Эта метафора, возможно, неплохо работает, если говорить о различиях на субъективном уровне. Но есть еще цивилизационный аспект. Бывают периоды истории, когда хорошо работают универсальные модели. По своей природе они, конечно, сформированы одной из культур, их универсальность всегда условна, но в рамках некой конвенции признаются как глобальные, имеющие общечеловеческое значение. Например, американская ценностная платформа. А есть периоды, когда универсализм выходит из моды, преобладает тяга к индивидуализации. Есть ощущение, что Россия и мир оказались сегодня в противофазе. В российской экспертной мысли — накопленная усталость от зажатости в собственной автономности чеканки 2014 года, желание осознать себя в более широком контексте. Делать это сегодня сложно, однако запрос явно существует. В глобальном масштабе — тренд на отказ от универсальных конструкций, стремление к национальной самоидентификации. Поэтому, как ни парадоксально, тезисы Чубайса звучали бы сегодня актуальнее в Англии или Америке (не говоря уже о Каталонии), но Авен воспринимается более свежо в России.

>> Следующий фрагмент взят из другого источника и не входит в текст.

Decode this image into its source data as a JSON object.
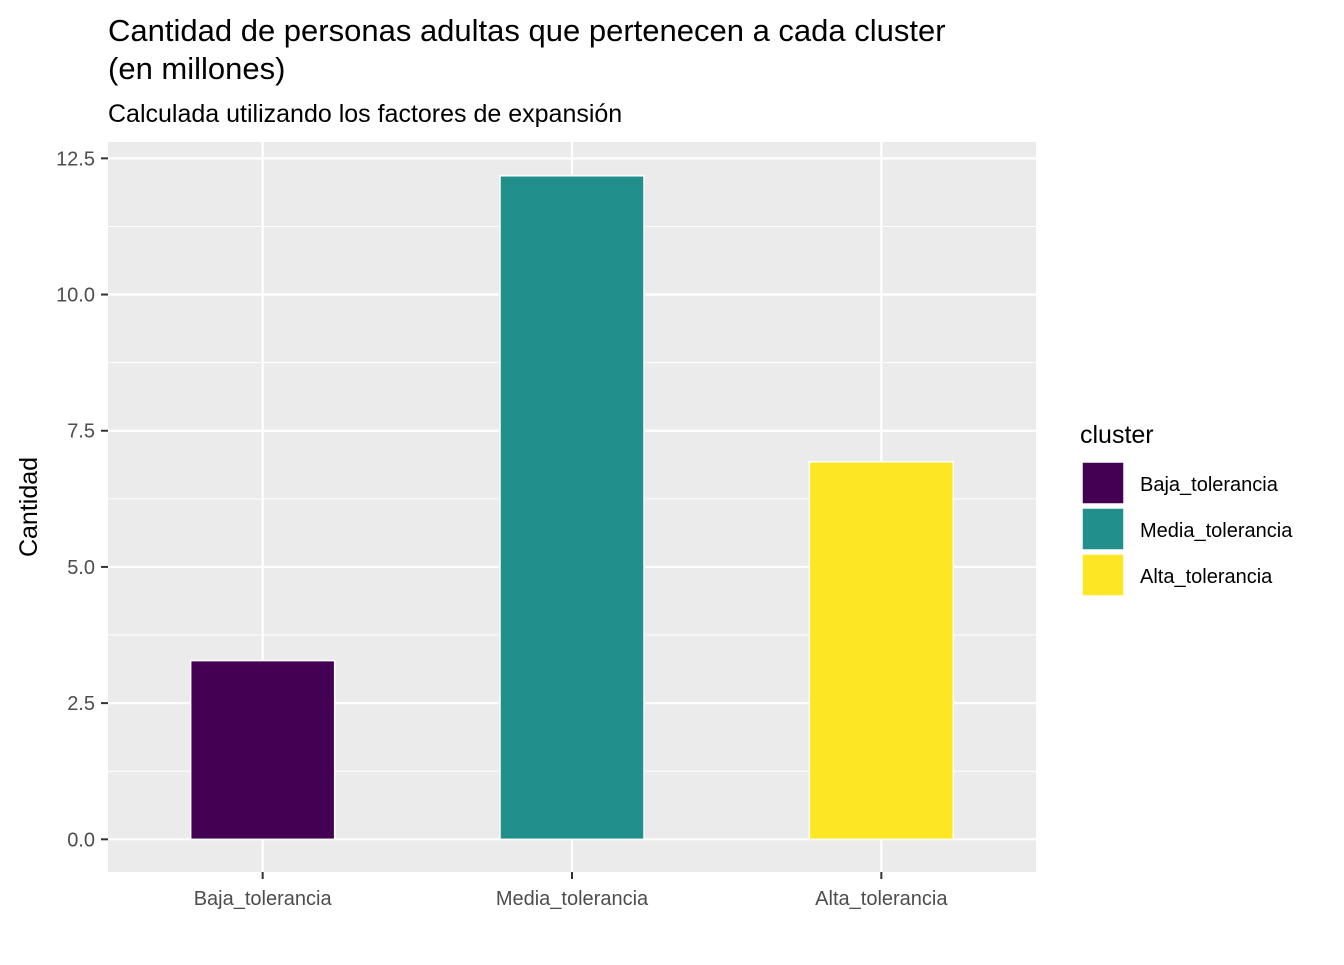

Невероятно при этом, чтобы в России вновь появилась управленческая команда, состоящая из идеалистов. Если вдруг сложится маловероятная ситуация, при которой команда Алексея Кудрина или иного либерального политика сможет запустить новый цикл реформ, уже гораздо более скромного масштаба, она будет исходить из реального положения вещей. По сути, этой команде придется протискиваться через крупные блоки традиционалистских идей, самобытных правил игры, особенностей национальных институтов. Ее участники будут сталкерами, а не кавалеристами. Возможно, психологически многим из них будут ближе идеалы, которые описывает Авен. Однако для реальной ориентировки на местности более полезным окажется подход его товарища.